Mehmet Şimşek için papatya falı
Cumhurbaşkanı Erdoğan, memura zam verip emekliye verilmemesine "olacak şey mi" diye çıkıştığında şöyle okunuyor:
Demek ki Mehmet Şimşek'e kızdı, suyu çabuk ısınıyor, rasyonel ve kurallı yönetime dönüş parantezi 2 buçuk ayda kapanacak, reklam arasıymış, kısa sürdü, popülizme kaldığı yerden devam edilecek...
Merkez Bankası, faizi 7 buçuk puan artışla bir vuruşta yüzde 25'e çıkardığındaysa okuma şu:
Demek ki ciddiler, popülizm denizi bitti, Mehmet Şimşek öncesine dönülmüyor, parantez kapanmadı, reklam arası değilmiş, irrasyonel ve kuralsız yönetime geri dönüş olmayacak.
Faizi indirmek de çıkarmak da, emekliye zam vermek de vermemek de Erdoğan'a rağmen mümkün sanırsınız.
Papatya falıyla ömür biçmek gibi. Mehmet Şimşek, Hazine ve Maliye Bakanlığında; Hafize Gaye Erkan'la ekibi de Merkez Bankasında kalacak mı, gidecek mi?
Bir yaprakta kalıyorlar, diğerinde gidiyor. En son çekilen yaprakta sıra hangisine denk gelir, kestirmek zor.
Dünkü sert faiz artışı, enflasyonla büyüme modelini bitirdi. AK Parti'nin 21 yıllık iktidarında faiz, en yüksek 24 puanı görmüştü. Zirveydi. Bu, onu da geçti.
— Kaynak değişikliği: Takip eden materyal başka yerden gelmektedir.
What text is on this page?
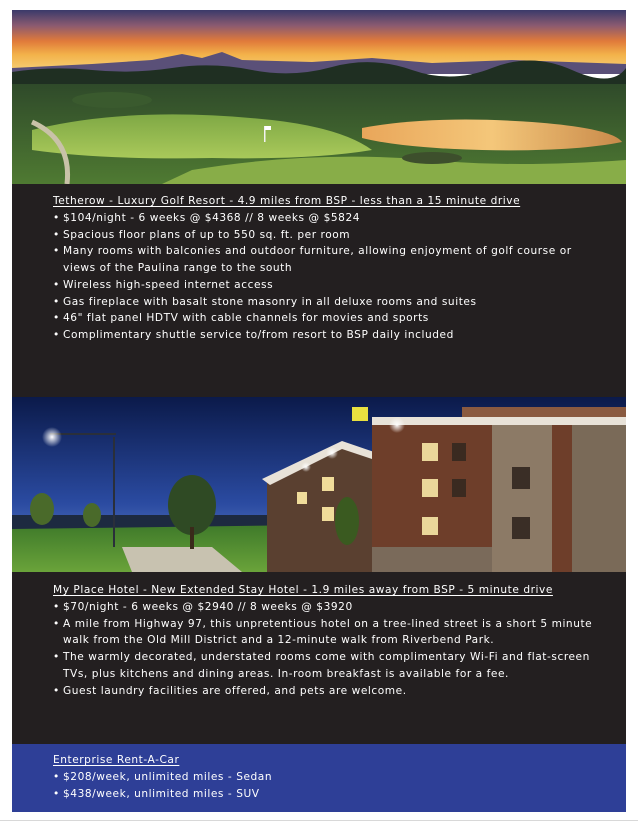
Tetherow - Luxury Golf Resort - 4.9 miles from BSP - less than a 15 minute drive
• $104/night - 6 weeks @ $4368 // 8 weeks @ $5824
• Spacious floor plans of up to 550 sq. ft. per room
• Many rooms with balconies and outdoor furniture, allowing enjoyment of golf course or views of the Paulina range to the south
• Wireless high-speed internet access
• Gas fireplace with basalt stone masonry in all deluxe rooms and suites
• 46" flat panel HDTV with cable channels for movies and sports
• Complimentary shuttle service to/from resort to BSP daily included
My Place Hotel - New Extended Stay Hotel - 1.9 miles away from BSP - 5 minute drive
• $70/night - 6 weeks @ $2940 // 8 weeks @ $3920
• A mile from Highway 97, this unpretentious hotel on a tree-lined street is a short 5 minute walk from the Old Mill District and a 12-minute walk from Riverbend Park.
• The warmly decorated, understated rooms come with complimentary Wi-Fi and flat-screen TVs, plus kitchens and dining areas. In-room breakfast is available for a fee.
• Guest laundry facilities are offered, and pets are welcome.
Enterprise Rent-A-Car
• $208/week, unlimited miles - Sedan
• $438/week, unlimited miles - SUV
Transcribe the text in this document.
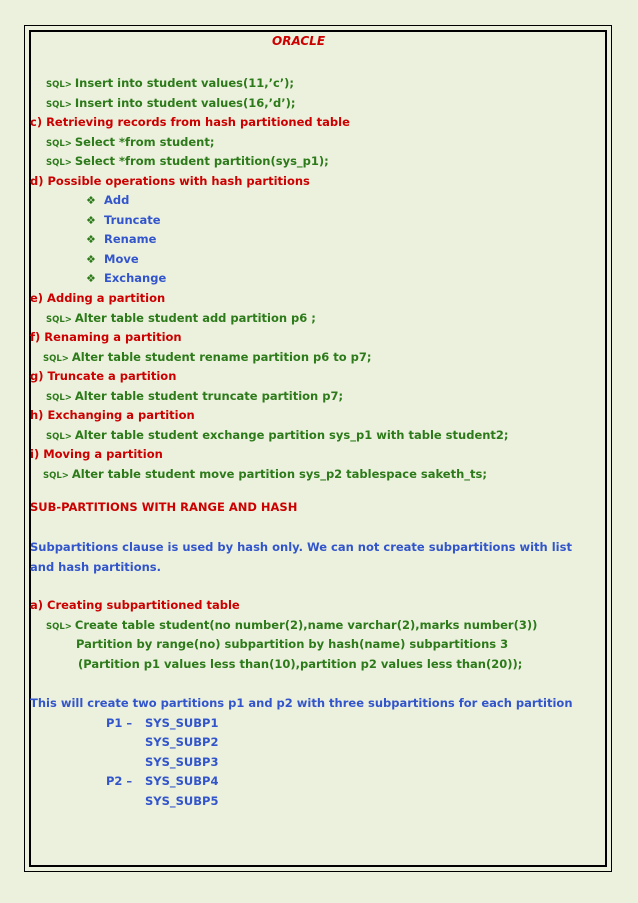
ORACLE
SQL> Insert into student values(11,’c’);
SQL> Insert into student values(16,’d’);
c) Retrieving records from hash partitioned table
SQL> Select *from student;
SQL> Select *from student partition(sys_p1);
d) Possible operations with hash partitions
❖ Add
❖ Truncate
❖ Rename
❖ Move
❖ Exchange
e) Adding a partition
SQL> Alter table student add partition p6 ;
f) Renaming a partition
SQL> Alter table student rename partition p6 to p7;
g) Truncate a partition
SQL> Alter table student truncate partition p7;
h) Exchanging a partition
SQL> Alter table student exchange partition sys_p1 with table student2;
i) Moving a partition
SQL> Alter table student move partition sys_p2 tablespace saketh_ts;
SUB-PARTITIONS WITH RANGE AND HASH
Subpartitions clause is used by hash only. We can not create subpartitions with list and hash partitions.
a) Creating subpartitioned table
SQL> Create table student(no number(2),name varchar(2),marks number(3))
Partition by range(no) subpartition by hash(name) subpartitions 3
(Partition p1 values less than(10),partition p2 values less than(20));
This will create two partitions p1 and p2 with three subpartitions for each partition
P1 – SYS_SUBP1
SYS_SUBP2
SYS_SUBP3
P2 – SYS_SUBP4
SYS_SUBP5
Yeni bir rekor.
"Nas var nas" söylemiyle açılan parantez, 2 buçuk yıl sonra kapatıldı. Düşük faiz, yüksek enflasyonla büyüme dönemiydi. Sonlandırılmış oldu.
Böyle giderse bizi neyin beklediğini, ekonomistler anlatıyor...
Enflasyonla birlikte ekonomideki yapay şişkinlik de inecek. Para ve tüketim azalacak, bol keseden harcanamayacak. Ayaklar yorgana göre uzatılacak, hayatlar daha da küçülecek.
Üretim de küçülmeye gidecek, ekonomi daralacak, durgunluk ve işsizlik başlayacak.
Türkiye Yüzyılı başlatmak için 2023 seçimine dek milletten sabır isteniyordu. Türkiye Yüzyılı başladı, milletten yine ve daha çok sabır istenecek.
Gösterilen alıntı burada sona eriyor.